# My rat squeaks/shrieks really loud when I touch him.



## diinytt (Jun 15, 2014)

My rat Carrat (like carrot, but with rat in the name) squeaks/shrieks really loud when I touch him. At first it's just a squeak. Then if I continue to touch him he shrieks really loudly. 
He is not afraid of me. He runs up to me when i'm near. He doesn't jump back from loud noises or sudden movements. He doesn't even run away from my hands, he likes them just fine as long as they are not on him. He takes food and treats from my hand all the time. But he will not let me touch or pet him. I know he has really bad eyesight because he is an albino rat and he does the rocking back and forth thing pretty much any time I change position. But even when i'm really close and make sure that he sees me he still squeaks/shrieks when I try to pet or touch him. 

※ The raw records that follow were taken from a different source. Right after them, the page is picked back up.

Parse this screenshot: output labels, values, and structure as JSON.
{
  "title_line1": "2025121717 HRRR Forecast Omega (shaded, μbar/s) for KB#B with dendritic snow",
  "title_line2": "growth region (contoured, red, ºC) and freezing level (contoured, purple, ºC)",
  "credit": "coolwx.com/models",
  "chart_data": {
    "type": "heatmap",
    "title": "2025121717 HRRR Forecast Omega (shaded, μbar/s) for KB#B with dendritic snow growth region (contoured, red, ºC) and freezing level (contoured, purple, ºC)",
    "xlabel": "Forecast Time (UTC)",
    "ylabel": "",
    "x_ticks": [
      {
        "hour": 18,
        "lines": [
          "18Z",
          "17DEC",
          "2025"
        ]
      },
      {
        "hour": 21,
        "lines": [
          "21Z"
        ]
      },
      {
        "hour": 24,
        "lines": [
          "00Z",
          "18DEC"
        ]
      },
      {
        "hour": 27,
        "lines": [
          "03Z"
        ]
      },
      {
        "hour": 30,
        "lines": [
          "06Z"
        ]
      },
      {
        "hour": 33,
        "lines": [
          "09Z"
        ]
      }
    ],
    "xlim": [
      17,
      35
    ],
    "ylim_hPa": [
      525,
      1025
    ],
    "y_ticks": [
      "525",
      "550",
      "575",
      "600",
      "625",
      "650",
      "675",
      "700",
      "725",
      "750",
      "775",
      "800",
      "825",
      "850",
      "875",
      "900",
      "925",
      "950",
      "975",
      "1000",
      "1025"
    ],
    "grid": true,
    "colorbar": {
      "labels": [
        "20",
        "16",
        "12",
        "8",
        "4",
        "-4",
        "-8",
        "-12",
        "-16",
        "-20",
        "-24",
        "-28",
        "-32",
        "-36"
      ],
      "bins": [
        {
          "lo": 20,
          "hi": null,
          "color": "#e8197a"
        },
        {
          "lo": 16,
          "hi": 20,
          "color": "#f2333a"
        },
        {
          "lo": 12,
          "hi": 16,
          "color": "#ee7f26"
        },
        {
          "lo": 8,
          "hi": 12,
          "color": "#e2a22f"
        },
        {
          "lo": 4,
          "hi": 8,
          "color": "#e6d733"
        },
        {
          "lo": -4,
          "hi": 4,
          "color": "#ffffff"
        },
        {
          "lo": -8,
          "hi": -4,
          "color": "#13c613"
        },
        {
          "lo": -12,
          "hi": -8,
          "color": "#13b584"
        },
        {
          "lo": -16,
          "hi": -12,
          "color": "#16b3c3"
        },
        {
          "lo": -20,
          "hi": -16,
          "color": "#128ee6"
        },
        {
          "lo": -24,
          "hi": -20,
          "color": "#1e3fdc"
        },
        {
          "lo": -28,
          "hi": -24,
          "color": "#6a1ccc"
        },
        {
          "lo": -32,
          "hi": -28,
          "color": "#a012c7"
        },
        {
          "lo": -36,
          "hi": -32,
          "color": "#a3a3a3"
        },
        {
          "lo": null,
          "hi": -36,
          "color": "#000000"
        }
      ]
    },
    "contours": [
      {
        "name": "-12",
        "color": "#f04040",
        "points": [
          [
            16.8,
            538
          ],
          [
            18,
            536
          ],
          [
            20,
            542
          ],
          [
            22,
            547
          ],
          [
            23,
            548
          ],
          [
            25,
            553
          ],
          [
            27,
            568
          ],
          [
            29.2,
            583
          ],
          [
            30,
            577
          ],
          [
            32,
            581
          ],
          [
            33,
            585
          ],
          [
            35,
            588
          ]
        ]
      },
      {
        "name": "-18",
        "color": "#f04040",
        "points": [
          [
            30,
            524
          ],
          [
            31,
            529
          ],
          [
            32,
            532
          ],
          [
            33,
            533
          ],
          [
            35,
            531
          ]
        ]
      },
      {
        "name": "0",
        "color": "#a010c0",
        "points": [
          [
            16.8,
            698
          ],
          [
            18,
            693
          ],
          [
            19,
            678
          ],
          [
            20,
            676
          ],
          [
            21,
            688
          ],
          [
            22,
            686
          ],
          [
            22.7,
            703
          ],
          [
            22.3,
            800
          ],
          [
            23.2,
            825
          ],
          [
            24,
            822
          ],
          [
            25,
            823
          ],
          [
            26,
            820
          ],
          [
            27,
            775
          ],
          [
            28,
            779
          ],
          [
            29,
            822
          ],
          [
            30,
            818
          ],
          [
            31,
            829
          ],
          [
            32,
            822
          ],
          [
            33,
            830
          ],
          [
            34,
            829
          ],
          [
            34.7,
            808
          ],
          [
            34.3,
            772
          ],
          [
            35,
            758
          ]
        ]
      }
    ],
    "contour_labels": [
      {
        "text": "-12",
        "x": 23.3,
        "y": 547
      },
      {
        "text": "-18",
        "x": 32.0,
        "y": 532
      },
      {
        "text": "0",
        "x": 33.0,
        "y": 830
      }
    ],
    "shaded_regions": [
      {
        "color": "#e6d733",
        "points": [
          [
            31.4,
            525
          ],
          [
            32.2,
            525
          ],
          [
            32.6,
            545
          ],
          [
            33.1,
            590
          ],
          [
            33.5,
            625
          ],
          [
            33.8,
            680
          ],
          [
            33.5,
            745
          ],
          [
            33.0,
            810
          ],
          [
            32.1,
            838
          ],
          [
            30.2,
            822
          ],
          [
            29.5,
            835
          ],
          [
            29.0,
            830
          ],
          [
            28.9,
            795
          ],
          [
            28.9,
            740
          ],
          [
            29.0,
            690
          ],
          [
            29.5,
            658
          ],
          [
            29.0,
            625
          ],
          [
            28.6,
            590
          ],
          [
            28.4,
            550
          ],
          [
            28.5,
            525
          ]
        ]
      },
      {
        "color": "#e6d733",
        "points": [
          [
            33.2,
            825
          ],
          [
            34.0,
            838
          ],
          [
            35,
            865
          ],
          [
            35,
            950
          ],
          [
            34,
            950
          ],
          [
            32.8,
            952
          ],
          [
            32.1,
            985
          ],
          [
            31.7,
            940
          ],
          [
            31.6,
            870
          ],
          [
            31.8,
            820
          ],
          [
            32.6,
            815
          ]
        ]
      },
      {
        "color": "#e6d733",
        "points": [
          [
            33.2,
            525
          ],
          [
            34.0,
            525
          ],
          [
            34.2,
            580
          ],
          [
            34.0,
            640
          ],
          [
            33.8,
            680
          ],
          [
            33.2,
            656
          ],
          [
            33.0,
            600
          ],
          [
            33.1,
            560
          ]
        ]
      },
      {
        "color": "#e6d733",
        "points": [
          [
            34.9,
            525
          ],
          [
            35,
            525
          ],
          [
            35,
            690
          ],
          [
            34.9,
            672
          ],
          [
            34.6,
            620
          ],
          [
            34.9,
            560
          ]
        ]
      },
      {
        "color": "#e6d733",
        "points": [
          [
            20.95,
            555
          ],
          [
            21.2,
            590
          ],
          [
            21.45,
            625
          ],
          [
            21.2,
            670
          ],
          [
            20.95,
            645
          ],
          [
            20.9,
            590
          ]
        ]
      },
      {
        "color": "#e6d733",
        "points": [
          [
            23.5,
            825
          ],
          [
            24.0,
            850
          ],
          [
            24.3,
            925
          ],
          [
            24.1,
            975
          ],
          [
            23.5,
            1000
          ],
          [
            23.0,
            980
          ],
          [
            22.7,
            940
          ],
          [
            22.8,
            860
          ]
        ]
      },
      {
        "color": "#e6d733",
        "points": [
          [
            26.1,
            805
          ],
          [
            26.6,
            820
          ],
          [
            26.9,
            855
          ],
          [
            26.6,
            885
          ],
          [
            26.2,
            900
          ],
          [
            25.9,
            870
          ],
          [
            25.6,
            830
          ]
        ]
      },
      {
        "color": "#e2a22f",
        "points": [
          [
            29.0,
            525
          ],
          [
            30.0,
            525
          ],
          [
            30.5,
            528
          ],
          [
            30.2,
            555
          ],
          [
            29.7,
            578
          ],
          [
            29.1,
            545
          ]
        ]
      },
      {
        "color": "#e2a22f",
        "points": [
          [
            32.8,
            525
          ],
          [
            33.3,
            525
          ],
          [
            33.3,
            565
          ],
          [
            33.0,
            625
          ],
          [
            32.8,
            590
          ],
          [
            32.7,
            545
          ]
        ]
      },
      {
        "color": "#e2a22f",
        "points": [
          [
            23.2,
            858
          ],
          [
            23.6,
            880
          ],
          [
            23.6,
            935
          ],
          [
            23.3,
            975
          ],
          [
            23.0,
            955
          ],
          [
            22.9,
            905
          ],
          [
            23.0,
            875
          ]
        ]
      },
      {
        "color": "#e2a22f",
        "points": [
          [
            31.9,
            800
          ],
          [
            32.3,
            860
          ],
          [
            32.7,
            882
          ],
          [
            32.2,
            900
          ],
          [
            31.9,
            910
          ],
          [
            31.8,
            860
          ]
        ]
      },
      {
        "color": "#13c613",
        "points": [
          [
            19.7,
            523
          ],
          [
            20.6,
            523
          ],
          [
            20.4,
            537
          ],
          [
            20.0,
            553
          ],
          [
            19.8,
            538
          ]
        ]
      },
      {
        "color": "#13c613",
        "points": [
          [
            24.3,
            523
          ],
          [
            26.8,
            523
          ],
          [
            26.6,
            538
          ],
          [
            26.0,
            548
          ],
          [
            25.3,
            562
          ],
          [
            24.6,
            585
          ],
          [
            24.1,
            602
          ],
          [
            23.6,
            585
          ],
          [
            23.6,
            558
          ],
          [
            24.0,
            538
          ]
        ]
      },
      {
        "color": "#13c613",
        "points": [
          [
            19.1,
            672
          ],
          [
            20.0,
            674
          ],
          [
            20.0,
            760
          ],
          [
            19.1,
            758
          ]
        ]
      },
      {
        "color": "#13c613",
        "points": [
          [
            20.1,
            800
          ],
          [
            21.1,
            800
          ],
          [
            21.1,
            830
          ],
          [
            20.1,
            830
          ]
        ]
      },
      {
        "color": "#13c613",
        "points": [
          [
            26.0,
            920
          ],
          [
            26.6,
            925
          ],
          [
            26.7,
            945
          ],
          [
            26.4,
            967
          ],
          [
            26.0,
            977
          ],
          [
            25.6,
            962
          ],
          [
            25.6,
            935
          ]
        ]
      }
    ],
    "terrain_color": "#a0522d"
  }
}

I have a second rat, Asparatgus (like asparagus but with rat in the name), that is very timid and afraid and he does run from sudden movements or loud noises, but he lets me touch and pet him. Asparatgus wiggles out of my hands when I pick him up but at least I am able to touch him and he never squeaks when I touch, pet, or hold him. 

This is the first time I've even owned rats (I kind of fell into owning them). So I don't know what's normal and what's not. 

Does this happen to anyone else? Is there anything I can do to stop this?

Please & Thank You


----------



## PawsandClaws (Jul 22, 2014)

Have your rats had a general check up at the vets? Shrieking and squeaking can be a sign of distress and fear but is also often associated with pain and discomfort. I would rule out any health issues before working on the behavioral side of things. My boy Elijah squeaks when my boyfriend picks him up or if I stop him from doing something naughty that he happens to love. It is a 'Get off me!' or 'But I want to shred your bedsheets!' squeak. However we know the patterns of the behavior and know he has a clean bill of health so it is easy to see the pattern.


----------